Tribunal Administratif de Nîmes — Décision N° TA30-2402858

mercredi 21 août 2024

JuridictionTribunal Administratif de Nîmes
SectionTribunal Administratif de Nîmes
N° DossierTA30-2402858
TypeOrdonnance
RecoursExcès de pouvoir

Résumé IA

Le Tribunal administratif de Nîmes a rejeté la requête de M. A B, qui contestait son transfert de la maison d'arrêt de Nîmes vers le centre de détention de Béziers. La requête a été jugée manifestement irrecevable car, malgré une demande de régularisation, M. B n'a pas produit l'acte attaqué ni justifié de l'impossibilité de le faire, en violation des articles R. 412-1 et R. 222-1 du code de justice administrative.

Texte intégral

Vu la procédure suivante :

Par une requête, enregistrée le 22 juillet 2024, M. A B demande au tribunal d'annuler une décision par laquelle est décidé son transfert de la maison d'arrêt de Nîmes vers le centre de détention de Béziers.
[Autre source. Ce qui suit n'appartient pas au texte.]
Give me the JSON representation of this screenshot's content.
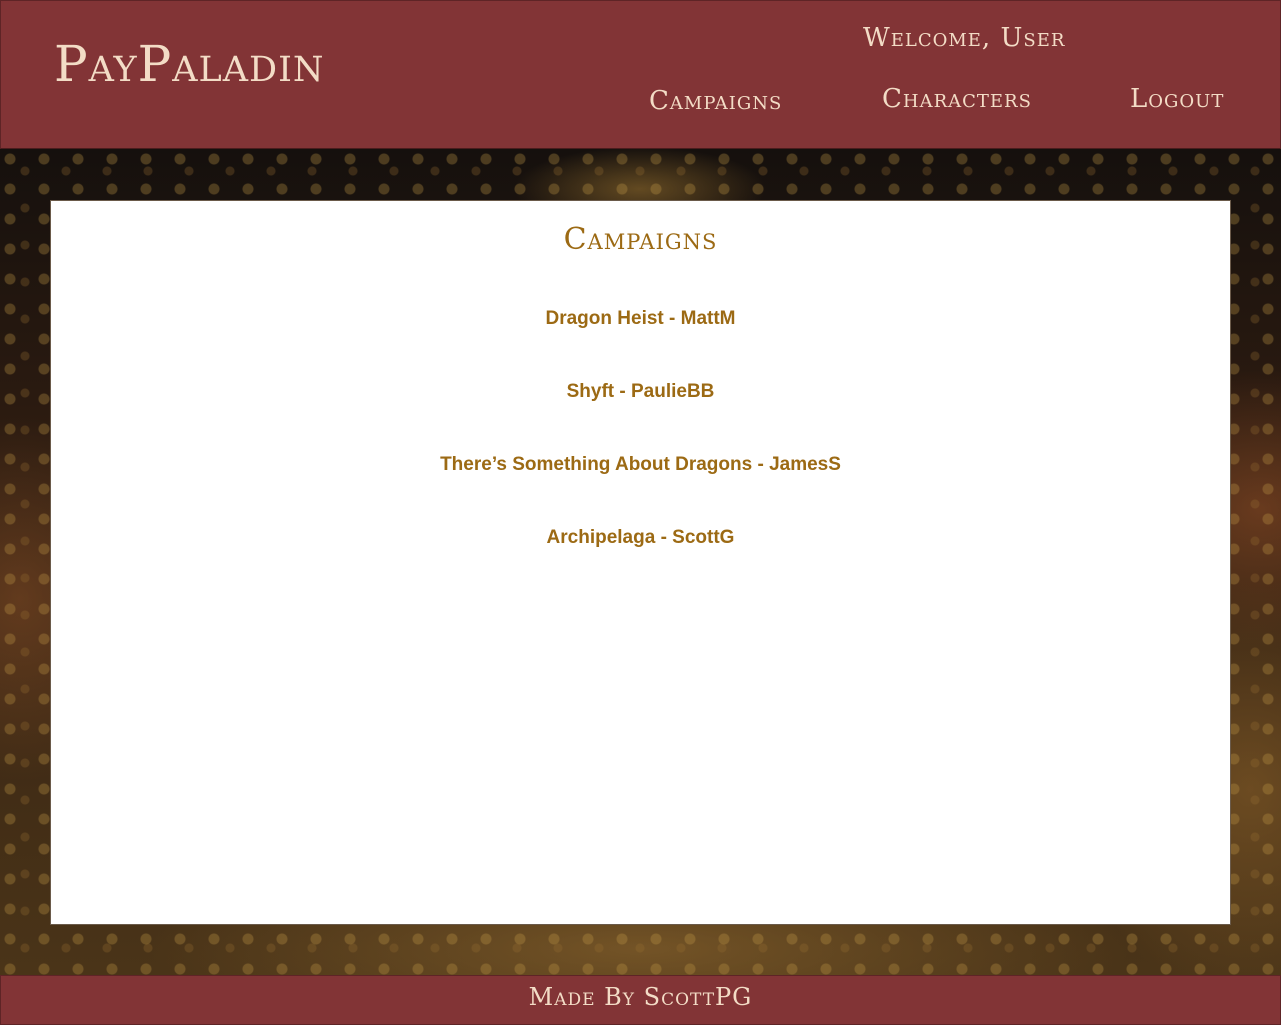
{
  "header": {
    "brand": "PayPaladin",
    "welcome": "Welcome, User",
    "nav": {
      "campaigns": "Campaigns",
      "characters": "Characters",
      "logout": "Logout"
    }
  },
  "main": {
    "title": "Campaigns",
    "campaigns": [
      "Dragon Heist - MattM",
      "Shyft - PaulieBB",
      "There’s Something About Dragons - JamesS",
      "Archipelaga - ScottG"
    ]
  },
  "footer": {
    "text": "Made By ScottPG"
  },
  "colors": {
    "header_bg": "#823436",
    "header_text": "#f3dcc6",
    "accent_gold": "#9c6a14",
    "panel_bg": "#ffffff"
  }
}
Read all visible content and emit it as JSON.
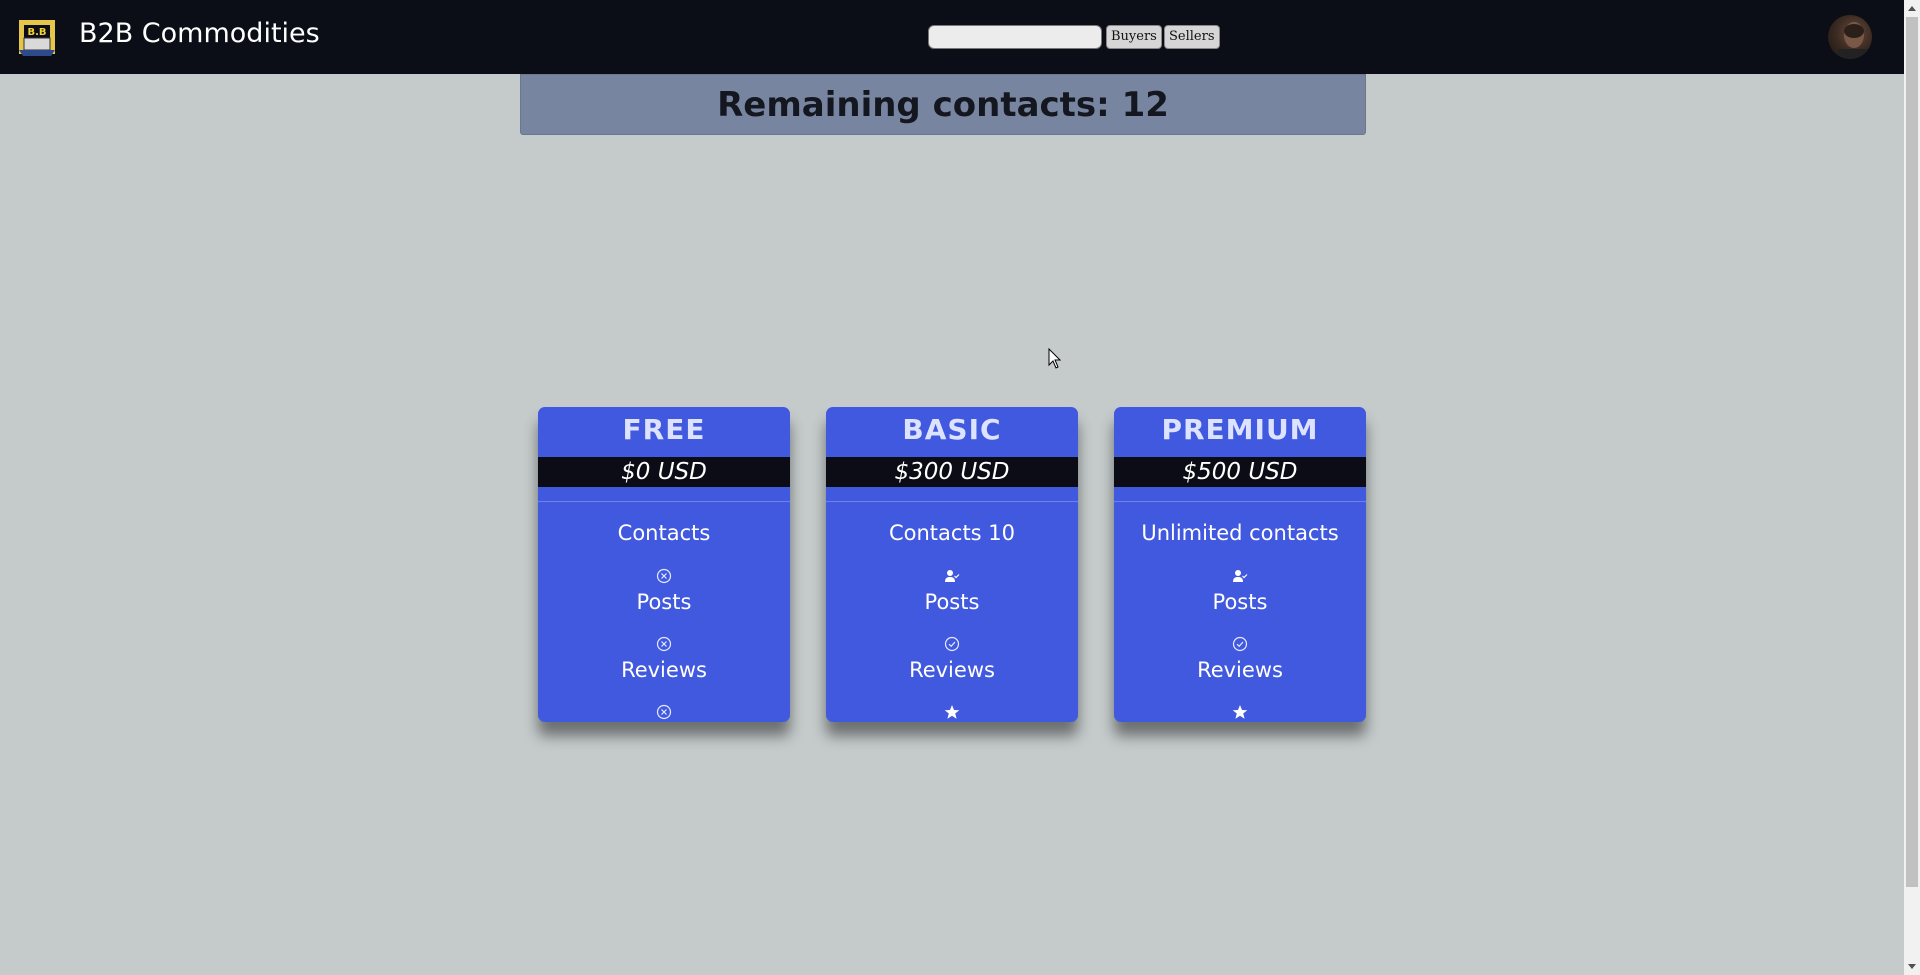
{
  "navbar": {
    "logo_text": "B.B",
    "brand": "B2B Commodities",
    "search": {
      "placeholder": "",
      "value": ""
    },
    "buttons": {
      "buyers": "Buyers",
      "sellers": "Sellers"
    }
  },
  "banner": {
    "text": "Remaining contacts: 12"
  },
  "plans": [
    {
      "name": "FREE",
      "price": "$0 USD",
      "features": [
        {
          "label": "Contacts",
          "icon": "circle-x-icon"
        },
        {
          "label": "Posts",
          "icon": "circle-x-icon"
        },
        {
          "label": "Reviews",
          "icon": "circle-x-icon"
        }
      ]
    },
    {
      "name": "BASIC",
      "price": "$300 USD",
      "features": [
        {
          "label": "Contacts 10",
          "icon": "user-check-icon"
        },
        {
          "label": "Posts",
          "icon": "circle-check-icon"
        },
        {
          "label": "Reviews",
          "icon": "star-icon"
        }
      ]
    },
    {
      "name": "PREMIUM",
      "price": "$500 USD",
      "features": [
        {
          "label": "Unlimited contacts",
          "icon": "user-check-icon"
        },
        {
          "label": "Posts",
          "icon": "circle-check-icon"
        },
        {
          "label": "Reviews",
          "icon": "star-icon"
        }
      ]
    }
  ],
  "colors": {
    "background": "#c5cbcb",
    "navbar": "#0b0e16",
    "banner": "#7885a0",
    "card": "#4059df",
    "price_bar": "#0b0c16"
  }
}
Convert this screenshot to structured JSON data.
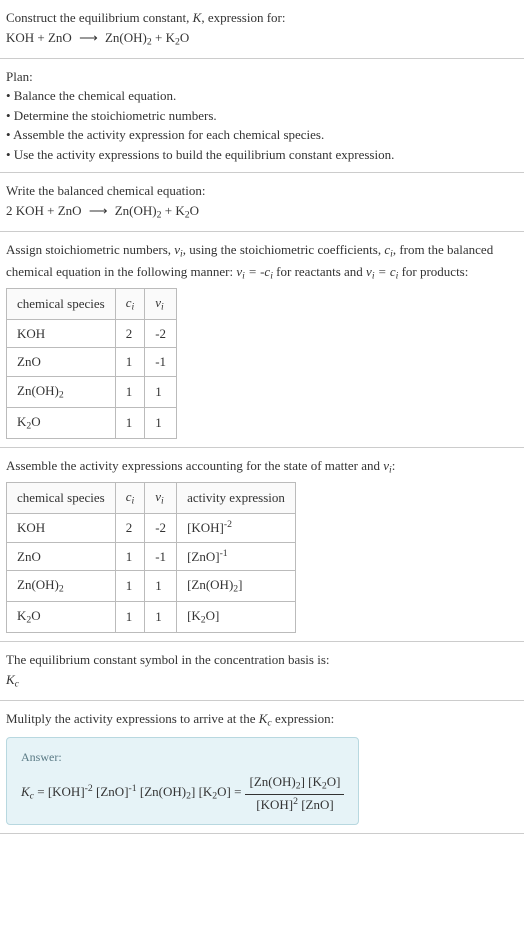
{
  "intro": {
    "line1": "Construct the equilibrium constant, ",
    "K": "K",
    "line1b": ", expression for:",
    "equation": "KOH + ZnO ⟶ Zn(OH)₂ + K₂O"
  },
  "plan": {
    "heading": "Plan:",
    "b1": "• Balance the chemical equation.",
    "b2": "• Determine the stoichiometric numbers.",
    "b3": "• Assemble the activity expression for each chemical species.",
    "b4": "• Use the activity expressions to build the equilibrium constant expression."
  },
  "balanced": {
    "heading": "Write the balanced chemical equation:",
    "equation": "2 KOH + ZnO ⟶ Zn(OH)₂ + K₂O"
  },
  "assign": {
    "text_a": "Assign stoichiometric numbers, ",
    "nu": "νᵢ",
    "text_b": ", using the stoichiometric coefficients, ",
    "ci": "cᵢ",
    "text_c": ", from the balanced chemical equation in the following manner: ",
    "rel1": "νᵢ = -cᵢ",
    "text_d": " for reactants and ",
    "rel2": "νᵢ = cᵢ",
    "text_e": " for products:",
    "headers": [
      "chemical species",
      "cᵢ",
      "νᵢ"
    ],
    "rows": [
      [
        "KOH",
        "2",
        "-2"
      ],
      [
        "ZnO",
        "1",
        "-1"
      ],
      [
        "Zn(OH)₂",
        "1",
        "1"
      ],
      [
        "K₂O",
        "1",
        "1"
      ]
    ]
  },
  "activity": {
    "heading_a": "Assemble the activity expressions accounting for the state of matter and ",
    "nu": "νᵢ",
    "heading_b": ":",
    "headers": [
      "chemical species",
      "cᵢ",
      "νᵢ",
      "activity expression"
    ],
    "rows": [
      [
        "KOH",
        "2",
        "-2",
        "[KOH]⁻²"
      ],
      [
        "ZnO",
        "1",
        "-1",
        "[ZnO]⁻¹"
      ],
      [
        "Zn(OH)₂",
        "1",
        "1",
        "[Zn(OH)₂]"
      ],
      [
        "K₂O",
        "1",
        "1",
        "[K₂O]"
      ]
    ]
  },
  "symbol": {
    "line": "The equilibrium constant symbol in the concentration basis is:",
    "kc": "K꜀"
  },
  "multiply": {
    "line_a": "Mulitply the activity expressions to arrive at the ",
    "kc": "K꜀",
    "line_b": " expression:"
  },
  "answer": {
    "label": "Answer:",
    "lhs": "K꜀ = [KOH]⁻² [ZnO]⁻¹ [Zn(OH)₂] [K₂O] = ",
    "num": "[Zn(OH)₂] [K₂O]",
    "den": "[KOH]² [ZnO]"
  },
  "chart_data": {
    "type": "table",
    "tables": [
      {
        "title": "Stoichiometric numbers",
        "headers": [
          "chemical species",
          "c_i",
          "ν_i"
        ],
        "rows": [
          [
            "KOH",
            2,
            -2
          ],
          [
            "ZnO",
            1,
            -1
          ],
          [
            "Zn(OH)2",
            1,
            1
          ],
          [
            "K2O",
            1,
            1
          ]
        ]
      },
      {
        "title": "Activity expressions",
        "headers": [
          "chemical species",
          "c_i",
          "ν_i",
          "activity expression"
        ],
        "rows": [
          [
            "KOH",
            2,
            -2,
            "[KOH]^-2"
          ],
          [
            "ZnO",
            1,
            -1,
            "[ZnO]^-1"
          ],
          [
            "Zn(OH)2",
            1,
            1,
            "[Zn(OH)2]"
          ],
          [
            "K2O",
            1,
            1,
            "[K2O]"
          ]
        ]
      }
    ]
  }
}
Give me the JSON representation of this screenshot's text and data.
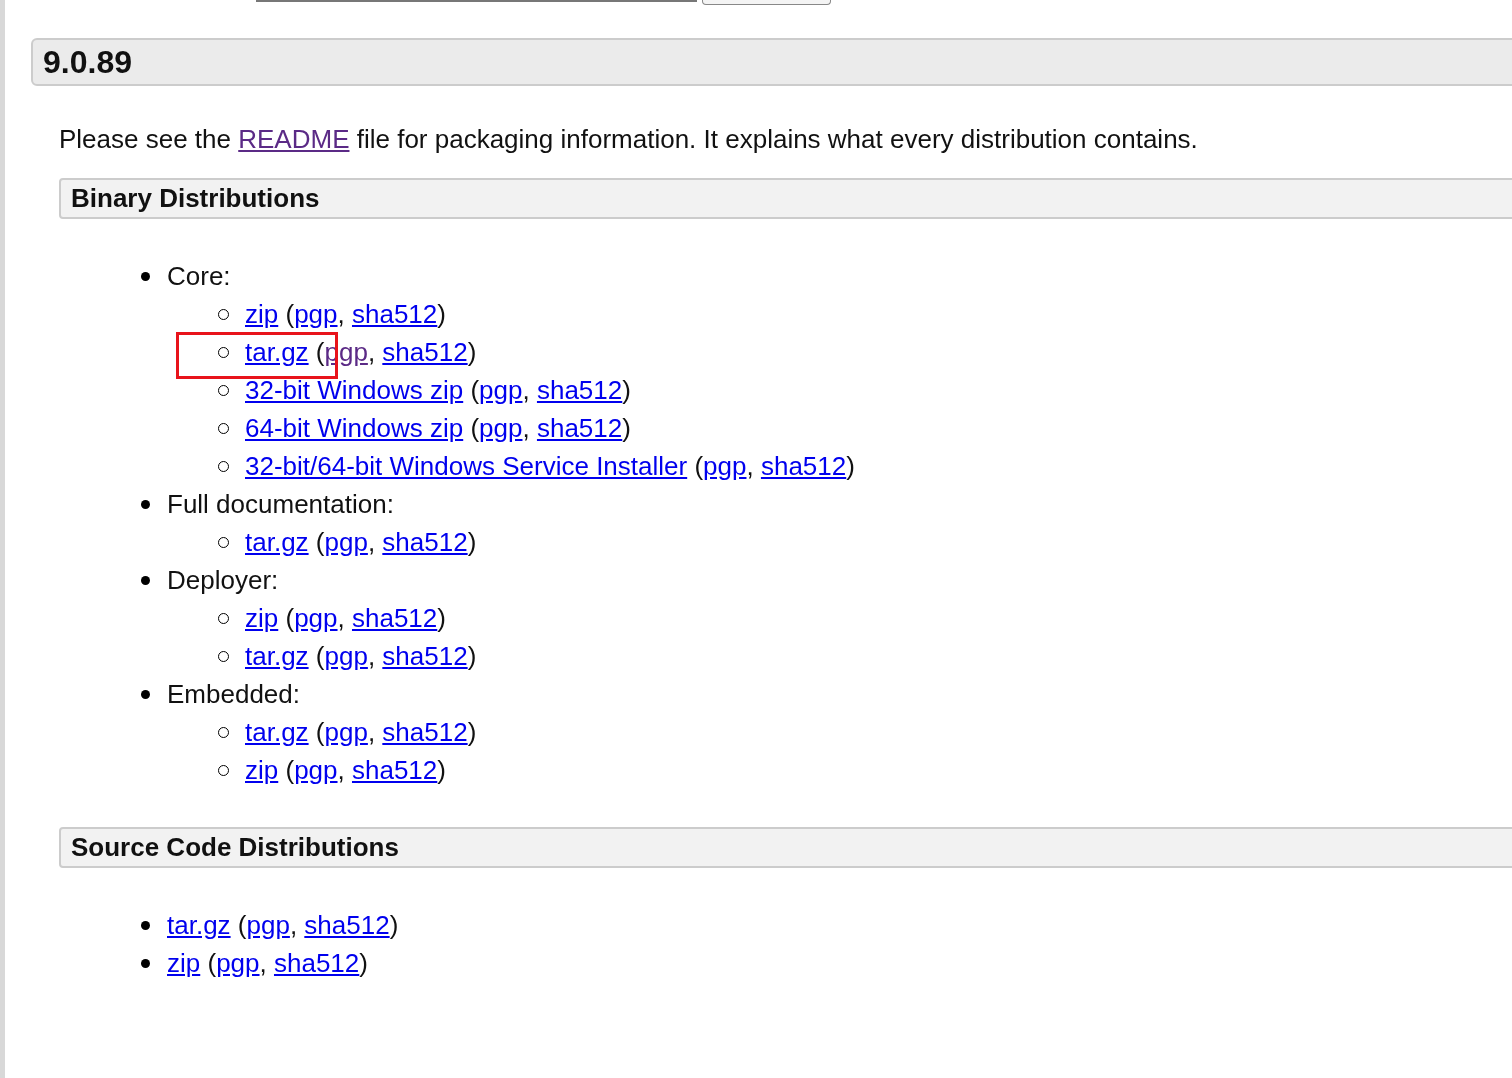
{
  "version": {
    "title": "9.0.89"
  },
  "intro": {
    "before": "Please see the ",
    "link": {
      "text": "README",
      "visited": true
    },
    "after": " file for packaging information. It explains what every distribution contains."
  },
  "sections": [
    {
      "title": "Binary Distributions",
      "items": [
        {
          "label": "Core:",
          "children": [
            {
              "highlighted": false,
              "parts": [
                {
                  "kind": "link",
                  "text": "zip",
                  "visited": false
                },
                {
                  "kind": "text",
                  "text": " ("
                },
                {
                  "kind": "link",
                  "text": "pgp",
                  "visited": false
                },
                {
                  "kind": "text",
                  "text": ", "
                },
                {
                  "kind": "link",
                  "text": "sha512",
                  "visited": false
                },
                {
                  "kind": "text",
                  "text": ")"
                }
              ]
            },
            {
              "highlighted": true,
              "parts": [
                {
                  "kind": "link",
                  "text": "tar.gz",
                  "visited": false
                },
                {
                  "kind": "text",
                  "text": " ("
                },
                {
                  "kind": "link",
                  "text": "pgp",
                  "visited": true
                },
                {
                  "kind": "text",
                  "text": ", "
                },
                {
                  "kind": "link",
                  "text": "sha512",
                  "visited": false
                },
                {
                  "kind": "text",
                  "text": ")"
                }
              ]
            },
            {
              "highlighted": false,
              "parts": [
                {
                  "kind": "link",
                  "text": "32-bit Windows zip",
                  "visited": false
                },
                {
                  "kind": "text",
                  "text": " ("
                },
                {
                  "kind": "link",
                  "text": "pgp",
                  "visited": false
                },
                {
                  "kind": "text",
                  "text": ", "
                },
                {
                  "kind": "link",
                  "text": "sha512",
                  "visited": false
                },
                {
                  "kind": "text",
                  "text": ")"
                }
              ]
            },
            {
              "highlighted": false,
              "parts": [
                {
                  "kind": "link",
                  "text": "64-bit Windows zip",
                  "visited": false
                },
                {
                  "kind": "text",
                  "text": " ("
                },
                {
                  "kind": "link",
                  "text": "pgp",
                  "visited": false
                },
                {
                  "kind": "text",
                  "text": ", "
                },
                {
                  "kind": "link",
                  "text": "sha512",
                  "visited": false
                },
                {
                  "kind": "text",
                  "text": ")"
                }
              ]
            },
            {
              "highlighted": false,
              "parts": [
                {
                  "kind": "link",
                  "text": "32-bit/64-bit Windows Service Installer",
                  "visited": false
                },
                {
                  "kind": "text",
                  "text": " ("
                },
                {
                  "kind": "link",
                  "text": "pgp",
                  "visited": false
                },
                {
                  "kind": "text",
                  "text": ", "
                },
                {
                  "kind": "link",
                  "text": "sha512",
                  "visited": false
                },
                {
                  "kind": "text",
                  "text": ")"
                }
              ]
            }
          ]
        },
        {
          "label": "Full documentation:",
          "children": [
            {
              "highlighted": false,
              "parts": [
                {
                  "kind": "link",
                  "text": "tar.gz",
                  "visited": false
                },
                {
                  "kind": "text",
                  "text": " ("
                },
                {
                  "kind": "link",
                  "text": "pgp",
                  "visited": false
                },
                {
                  "kind": "text",
                  "text": ", "
                },
                {
                  "kind": "link",
                  "text": "sha512",
                  "visited": false
                },
                {
                  "kind": "text",
                  "text": ")"
                }
              ]
            }
          ]
        },
        {
          "label": "Deployer:",
          "children": [
            {
              "highlighted": false,
              "parts": [
                {
                  "kind": "link",
                  "text": "zip",
                  "visited": false
                },
                {
                  "kind": "text",
                  "text": " ("
                },
                {
                  "kind": "link",
                  "text": "pgp",
                  "visited": false
                },
                {
                  "kind": "text",
                  "text": ", "
                },
                {
                  "kind": "link",
                  "text": "sha512",
                  "visited": false
                },
                {
                  "kind": "text",
                  "text": ")"
                }
              ]
            },
            {
              "highlighted": false,
              "parts": [
                {
                  "kind": "link",
                  "text": "tar.gz",
                  "visited": false
                },
                {
                  "kind": "text",
                  "text": " ("
                },
                {
                  "kind": "link",
                  "text": "pgp",
                  "visited": false
                },
                {
                  "kind": "text",
                  "text": ", "
                },
                {
                  "kind": "link",
                  "text": "sha512",
                  "visited": false
                },
                {
                  "kind": "text",
                  "text": ")"
                }
              ]
            }
          ]
        },
        {
          "label": "Embedded:",
          "children": [
            {
              "highlighted": false,
              "parts": [
                {
                  "kind": "link",
                  "text": "tar.gz",
                  "visited": false
                },
                {
                  "kind": "text",
                  "text": " ("
                },
                {
                  "kind": "link",
                  "text": "pgp",
                  "visited": false
                },
                {
                  "kind": "text",
                  "text": ", "
                },
                {
                  "kind": "link",
                  "text": "sha512",
                  "visited": false
                },
                {
                  "kind": "text",
                  "text": ")"
                }
              ]
            },
            {
              "highlighted": false,
              "parts": [
                {
                  "kind": "link",
                  "text": "zip",
                  "visited": false
                },
                {
                  "kind": "text",
                  "text": " ("
                },
                {
                  "kind": "link",
                  "text": "pgp",
                  "visited": false
                },
                {
                  "kind": "text",
                  "text": ", "
                },
                {
                  "kind": "link",
                  "text": "sha512",
                  "visited": false
                },
                {
                  "kind": "text",
                  "text": ")"
                }
              ]
            }
          ]
        }
      ]
    },
    {
      "title": "Source Code Distributions",
      "items": [
        {
          "parts": [
            {
              "kind": "link",
              "text": "tar.gz",
              "visited": false
            },
            {
              "kind": "text",
              "text": " ("
            },
            {
              "kind": "link",
              "text": "pgp",
              "visited": false
            },
            {
              "kind": "text",
              "text": ", "
            },
            {
              "kind": "link",
              "text": "sha512",
              "visited": false
            },
            {
              "kind": "text",
              "text": ")"
            }
          ]
        },
        {
          "parts": [
            {
              "kind": "link",
              "text": "zip",
              "visited": false
            },
            {
              "kind": "text",
              "text": " ("
            },
            {
              "kind": "link",
              "text": "pgp",
              "visited": false
            },
            {
              "kind": "text",
              "text": ", "
            },
            {
              "kind": "link",
              "text": "sha512",
              "visited": false
            },
            {
              "kind": "text",
              "text": ")"
            }
          ]
        }
      ]
    }
  ]
}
Vu les autres pièces du dossier.

Vu le code de justice administrative.

Considérant ce qui suit :

1. Aux termes de l'article R. 222-1 du code de justice administrative : " Les présidents de tribunal administratif () et les présidents de formation de jugement des tribunaux () peuvent, par ordonnance : / () 4º Rejeter les requêtes manifestement irrecevables, lorsque la juridiction n'est pas tenue d'inviter leur auteur à les régulariser ou qu'elles n'ont pas été régularisées à l'expiration du délai imparti par une demande en ce sens ; ".

2. Aux termes de l'article R. 412-1 du code de justice administrative : " La requête doit, à peine d'irrecevabilité, être accompagnée, sauf impossibilité justifiée, de l'acte attaqué ou, dans le cas mentionné à l'article R. 421-2, de la pièce justifiant de la date de dépôt de la réclamation () " ; qu'aux termes de l'article R. 612-1 du même code : " Lorsque des conclusions sont entachées d'une irrecevabilité susceptible d'être couverte après l'expiration du délai de recours, la juridiction ne peut les rejeter en relevant d'office cette irrecevabilité qu'après avoir invité leur auteur à les régulariser. ".

3. En dépit de la demande de régularisation qui lui a été adressée par le greffier en chef dont l'accusé de réception postal est revenu au tribunal le 1er août 2024, date retenue comme étant la date la plus favorable de réception par le requérant, M. B n'a pas, à l'expiration du délai de 15 jours qui lui était imparti, produit l'acte attaqué et n'a pas justifié de l'impossibilité de le produire. Par suite, sa requête, qui n'a pas été régularisée, est entachée d'une irrecevabilité manifeste et doit, dès lors, être rejetée.

O R D O N N E :

Article 1er : La requête de n°2402858 M. B est rejetée.

Article 2 : La présente ordonnance sera notifiée à M. A B.

Fait à Nîmes, le 21 août 2024.

Le président de la 3ème chambre,

P. PERETTI

La République mande et ordonne au garde des sceaux, ministre de la justice, en ce qui le concerne et à tous commissaires de justice en ce qui concerne les voies de droit commun, contre les parties privées, de pourvoir à l'exécution de la présentée décision.